Lasciata la strada Acerno-Piano del Gaudo, poco dopo il Ponte Pinzarrino (vedi sentieri 114A e 114B), si discende, eventualmente ancora in auto, fino al Piazzale di Bardiglia, facendo attenzione ad una cunetta trsversale con acqua. Dal piazzale, chiuso da alcuni blocchi, prendere verso est per guadagnare l'inizio vero e proprio del sentiero (breve scalinata in terra e tronchi) che risale lungo la rive orografica destra del canalone di Bardiglia. Dopo circa un'ora si perviene alla radura della sorgente del Savuco, che trovasi sulla sinistra, in basso, protetta da una costruzione cementizia.

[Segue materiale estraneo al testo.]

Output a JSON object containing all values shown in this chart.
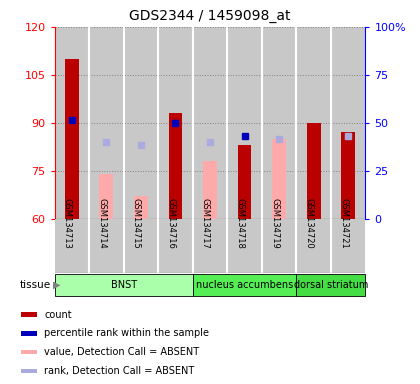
{
  "title": "GDS2344 / 1459098_at",
  "samples": [
    "GSM134713",
    "GSM134714",
    "GSM134715",
    "GSM134716",
    "GSM134717",
    "GSM134718",
    "GSM134719",
    "GSM134720",
    "GSM134721"
  ],
  "ylim_left": [
    60,
    120
  ],
  "ylim_right": [
    0,
    100
  ],
  "yticks_left": [
    60,
    75,
    90,
    105,
    120
  ],
  "yticks_right": [
    0,
    25,
    50,
    75,
    100
  ],
  "red_bars": {
    "GSM134713": 110,
    "GSM134716": 93,
    "GSM134718": 83,
    "GSM134720": 90,
    "GSM134721": 87
  },
  "pink_bars": {
    "GSM134714": 74,
    "GSM134715": 67,
    "GSM134717": 78,
    "GSM134719": 85
  },
  "blue_squares": {
    "GSM134713": 91,
    "GSM134716": 90,
    "GSM134718": 86
  },
  "lightblue_squares": {
    "GSM134714": 84,
    "GSM134715": 83,
    "GSM134717": 84,
    "GSM134719": 85,
    "GSM134721": 86
  },
  "tissue_groups": [
    {
      "label": "BNST",
      "samples": [
        "GSM134713",
        "GSM134714",
        "GSM134715",
        "GSM134716"
      ],
      "color": "#AAFFAA"
    },
    {
      "label": "nucleus accumbens",
      "samples": [
        "GSM134717",
        "GSM134718",
        "GSM134719"
      ],
      "color": "#55EE55"
    },
    {
      "label": "dorsal striatum",
      "samples": [
        "GSM134720",
        "GSM134721"
      ],
      "color": "#44DD44"
    }
  ],
  "tissue_label": "tissue",
  "bar_width": 0.4,
  "red_color": "#BB0000",
  "pink_color": "#FFAAAA",
  "blue_color": "#0000BB",
  "lightblue_color": "#AAAADD",
  "bg_color": "#C8C8C8",
  "legend_items": [
    {
      "color": "#BB0000",
      "label": "count"
    },
    {
      "color": "#0000BB",
      "label": "percentile rank within the sample"
    },
    {
      "color": "#FFAAAA",
      "label": "value, Detection Call = ABSENT"
    },
    {
      "color": "#AAAADD",
      "label": "rank, Detection Call = ABSENT"
    }
  ]
}
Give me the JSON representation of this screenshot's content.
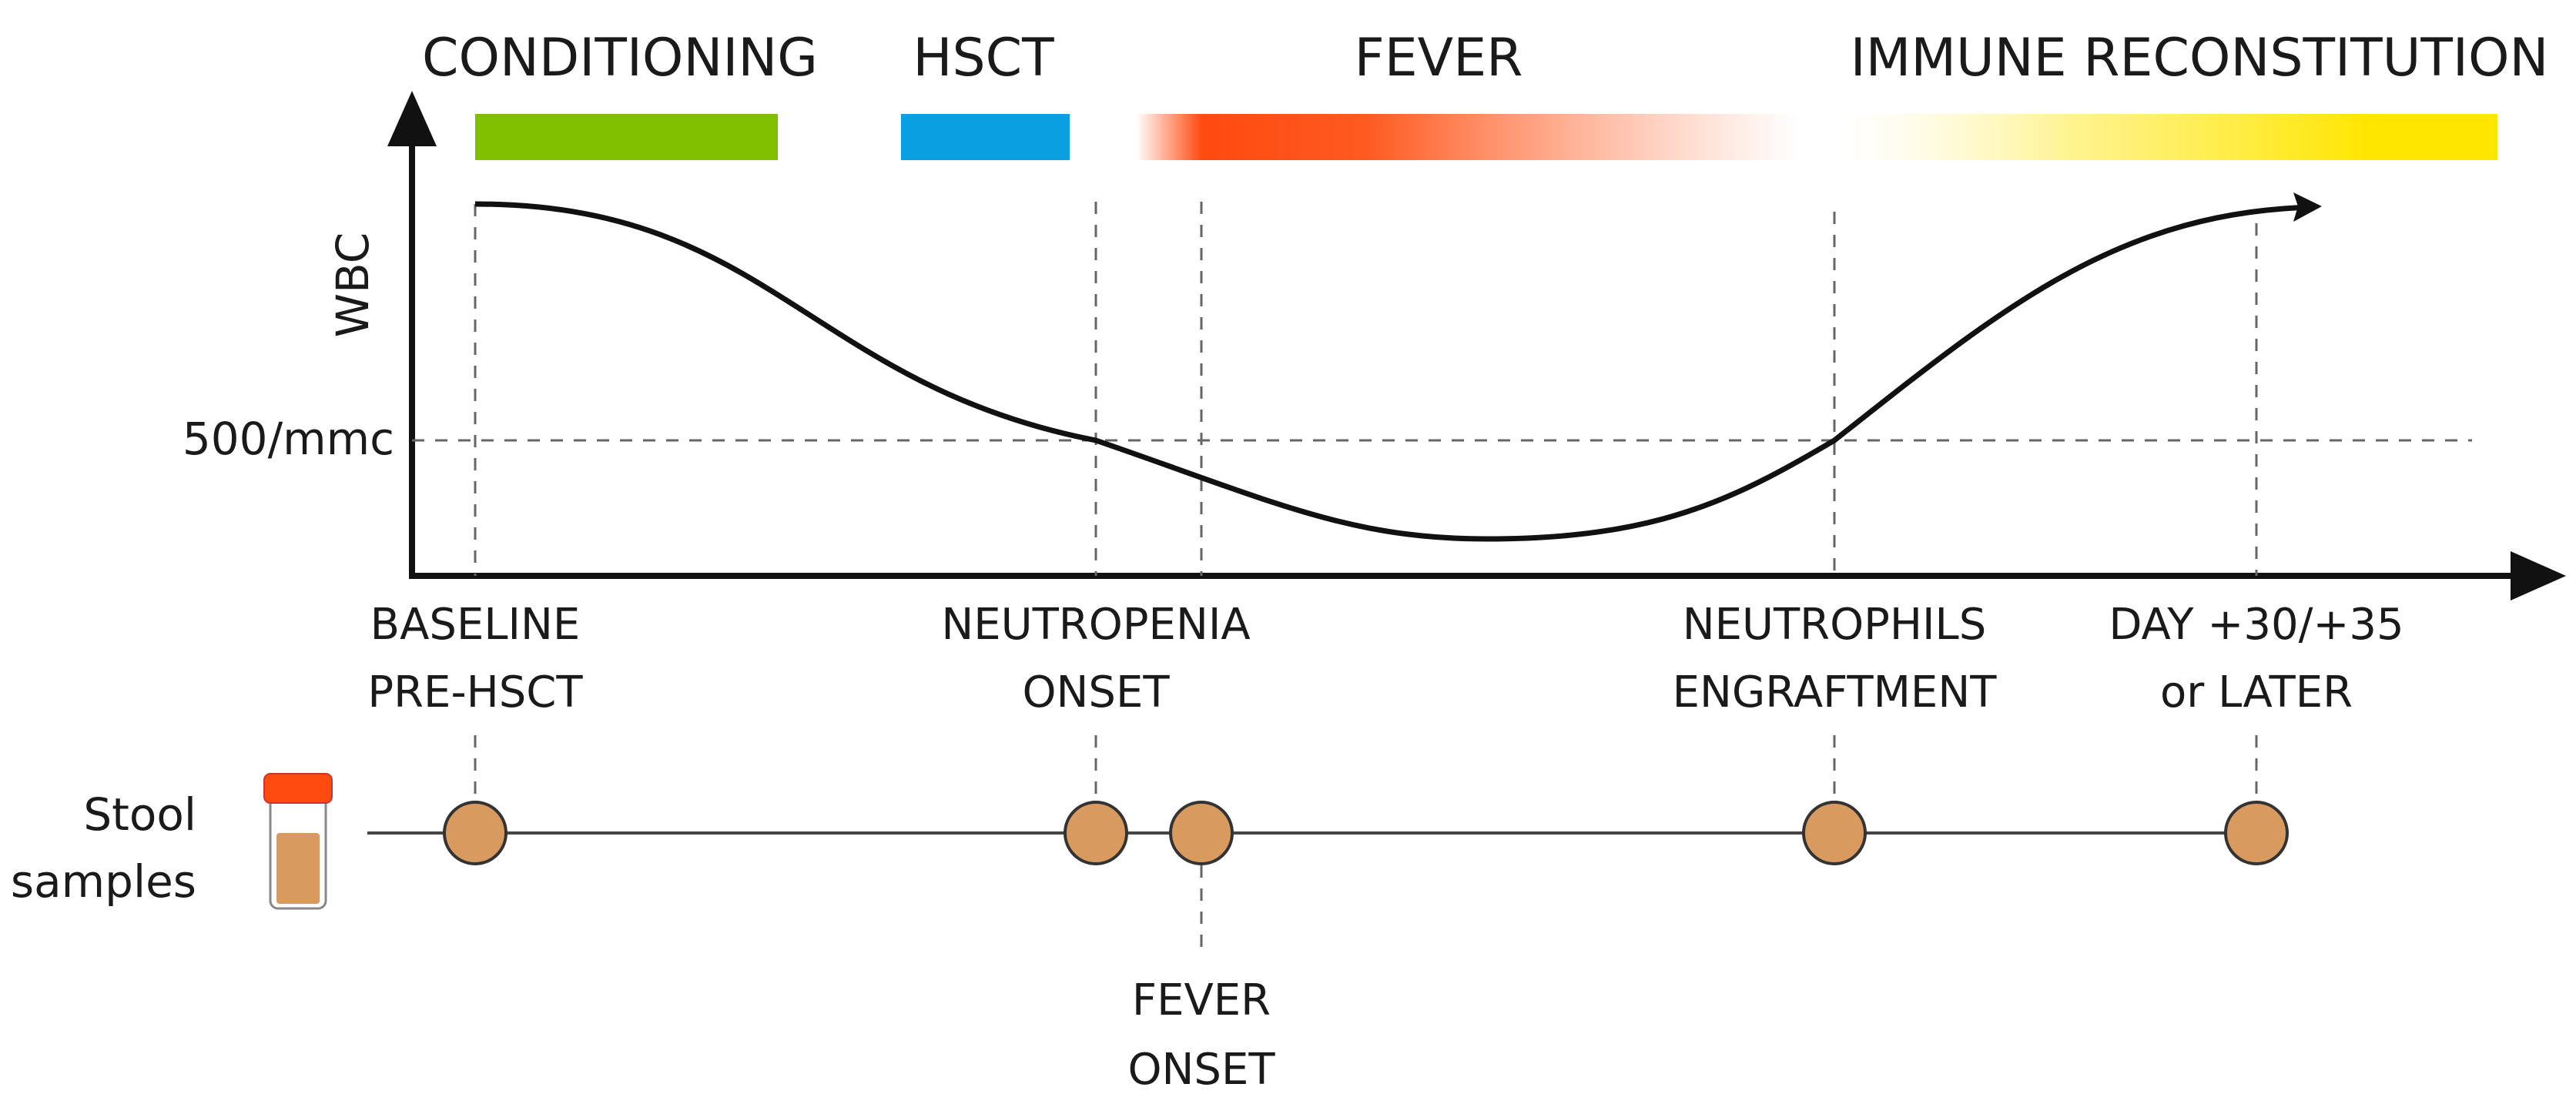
{
  "phases": {
    "conditioning": {
      "label": "CONDITIONING",
      "color": "#7fbf00"
    },
    "hsct": {
      "label": "HSCT",
      "color": "#0aa0e0"
    },
    "fever": {
      "label": "FEVER",
      "color": "#ff4a10"
    },
    "immune": {
      "label": "IMMUNE RECONSTITUTION",
      "color": "#ffe600"
    }
  },
  "axis": {
    "y_label": "WBC",
    "threshold_label": "500/mmc"
  },
  "milestones": {
    "baseline": {
      "line1": "BASELINE",
      "line2": "PRE-HSCT"
    },
    "neutropenia": {
      "line1": "NEUTROPENIA",
      "line2": "ONSET"
    },
    "engraftment": {
      "line1": "NEUTROPHILS",
      "line2": "ENGRAFTMENT"
    },
    "day30": {
      "line1": "DAY +30/+35",
      "line2": "or LATER"
    },
    "fever_onset": {
      "line1": "FEVER",
      "line2": "ONSET"
    }
  },
  "samples": {
    "label_line1": "Stool",
    "label_line2": "samples",
    "dot_color": "#d99a60",
    "container_cap_color": "#ff4a10",
    "container_fill_color": "#d99a60",
    "count": 5
  }
}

Si risale quindi sempre in direzione est prima presso un piccolo letto fluviale (cascatella a destra) e quindi su di una costa ghiaiosa. Presto il tracciato diventa una normale mulattiera immersa nella vegetazione e si sviluppa, curva dopo curva, volgendo in prevalente direzione sud est. Lo scenario è quello tipico dei monti Picentini: ampie faggete si alternano a piccole radure; la luce e l'ombra giocano con la vegetazione; il sottobosco, rigoglioso e tenero di verde, sembra luminoso a propria volta; l'azzurro risplende al di là delle chiome più alte degli alberi . A quota 1350, il sentiero si restringe e si impenna decisamente verso sud, lasciando la mulattiera. Ai colori vivi del precedente tracciato segue qui il prevalente tono bruno del ripido spallone sommitale, che si risale zigzagando. I faggi diventano grami e contorti, denunciando i rigori della neve invernale; non mancano però negli apici dei canaloni piazzole ancora verdi. Il cielo, non più visibile per la pendenza del costone, alla fine riappare improvviso e preannuncia la dorsale, sulla quale, dopo un ultimo strappo, finalmente si emerge dal bosco sulla cima del M. Polveracchio (m. 1790, Croce votiva). La prospettiva panoramica è ampia ed aperta ad est sulle valli del Sele e del Tanagro, con il retrostante gruppo del Marzano Eremita. A mezzogiorno gli Alburni e quindi il golfo salernitano; ad ovest i Monti Lattari; alle spalle, verso nord, l'Accellica ed il Cervialto.